Royal Mail’s defined benefit pension scheme is facing part-closure and swingeing cuts, as workers are told it is not fit for purpose beyond 2018.
According to a report in parent publication the Financial Times, the UK’s postal operator pays around £400m each year towards the defined benefit scheme, which guarantees an income to two-thirds of its 140,000 employees.
Due to a decline in market conditions, the annual cost of employees is likely to more than double to £900m.
Royal Mail wrote to employees in June, to alert them to the fact that an increase in the costs of keeping the plan open was “simply unaffordable” and that it could not continue to run the plan in its present form beyond 2018; which it had committed to previously.
The postal service had previously told investors prevailing economic conditions suggested the plan would not be affordable beyond this commitment date.
According to the Financial Times, the change is a sign Royal Mail, which was privatised in 2013, is leaving behind its public sector heritage by adopting a form of retirement provision now commonplace in the private sector.

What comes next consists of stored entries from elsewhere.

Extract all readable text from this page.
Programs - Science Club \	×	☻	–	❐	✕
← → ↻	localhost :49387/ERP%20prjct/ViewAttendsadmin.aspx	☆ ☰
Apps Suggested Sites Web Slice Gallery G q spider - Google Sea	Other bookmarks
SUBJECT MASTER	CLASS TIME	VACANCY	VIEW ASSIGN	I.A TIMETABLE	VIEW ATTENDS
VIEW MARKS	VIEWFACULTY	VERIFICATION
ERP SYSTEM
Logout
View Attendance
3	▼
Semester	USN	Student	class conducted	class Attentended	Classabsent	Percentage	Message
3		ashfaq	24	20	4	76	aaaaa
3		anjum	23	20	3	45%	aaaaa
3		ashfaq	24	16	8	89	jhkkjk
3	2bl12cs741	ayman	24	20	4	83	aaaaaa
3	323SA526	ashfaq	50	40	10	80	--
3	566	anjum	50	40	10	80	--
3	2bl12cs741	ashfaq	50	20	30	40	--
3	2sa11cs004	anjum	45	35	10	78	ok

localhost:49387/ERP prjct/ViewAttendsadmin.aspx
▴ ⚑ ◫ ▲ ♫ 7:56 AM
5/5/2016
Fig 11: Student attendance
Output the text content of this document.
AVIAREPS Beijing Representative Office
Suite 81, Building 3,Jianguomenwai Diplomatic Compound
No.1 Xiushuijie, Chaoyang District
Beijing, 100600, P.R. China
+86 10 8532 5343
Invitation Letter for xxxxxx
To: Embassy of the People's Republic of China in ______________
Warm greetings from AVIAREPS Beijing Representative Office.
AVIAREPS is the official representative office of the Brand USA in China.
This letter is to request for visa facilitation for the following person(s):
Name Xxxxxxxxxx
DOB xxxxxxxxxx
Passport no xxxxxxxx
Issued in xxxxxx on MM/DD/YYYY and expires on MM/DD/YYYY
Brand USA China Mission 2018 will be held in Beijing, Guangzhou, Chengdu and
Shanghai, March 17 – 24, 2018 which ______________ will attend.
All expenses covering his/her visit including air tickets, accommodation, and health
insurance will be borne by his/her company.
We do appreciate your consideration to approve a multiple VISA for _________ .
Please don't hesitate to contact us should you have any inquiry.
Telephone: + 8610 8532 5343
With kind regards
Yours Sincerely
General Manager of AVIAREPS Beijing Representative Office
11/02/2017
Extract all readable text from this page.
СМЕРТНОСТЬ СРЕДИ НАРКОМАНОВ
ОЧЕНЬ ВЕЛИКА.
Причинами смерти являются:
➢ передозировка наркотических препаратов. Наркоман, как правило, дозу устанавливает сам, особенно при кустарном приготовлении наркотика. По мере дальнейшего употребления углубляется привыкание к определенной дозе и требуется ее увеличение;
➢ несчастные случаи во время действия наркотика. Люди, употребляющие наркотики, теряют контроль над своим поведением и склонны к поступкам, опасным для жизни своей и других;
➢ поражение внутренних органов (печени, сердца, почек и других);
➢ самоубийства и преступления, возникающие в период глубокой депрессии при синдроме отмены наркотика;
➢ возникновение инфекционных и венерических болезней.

In a statement to FTAdviser, a spokesperson for the Royal Mail responded it is “committed to keep the Royal Mail Pension Plan open to future accrual on a career average basis for existing members without further changes, at least until March 2018”.
“Early indications from the latest triennial valuation of the plan suggest that the company’s contributions to the pension plan each year would have to increase from around £400m, to over £900m.
“Such an increase in costs is not sustainable,” it stated, adding: “We are talking to our unions about the future of the plan after March 2018.”
Daren O’Brien, director at London-based Aurora Financial Solutions, pointed out that with the historic lowering of the Bank of England base rate to 0.25 per cent and the recent bad press on defined benefit schemes liabilities, he could only envisage more defined benefit schemes closing.
“We’ve had members from other defined benefit schemes enquiring about transferring out to access cash now, which will only compound the pressure and problems for defined benefit administrators and their ongoing costs.”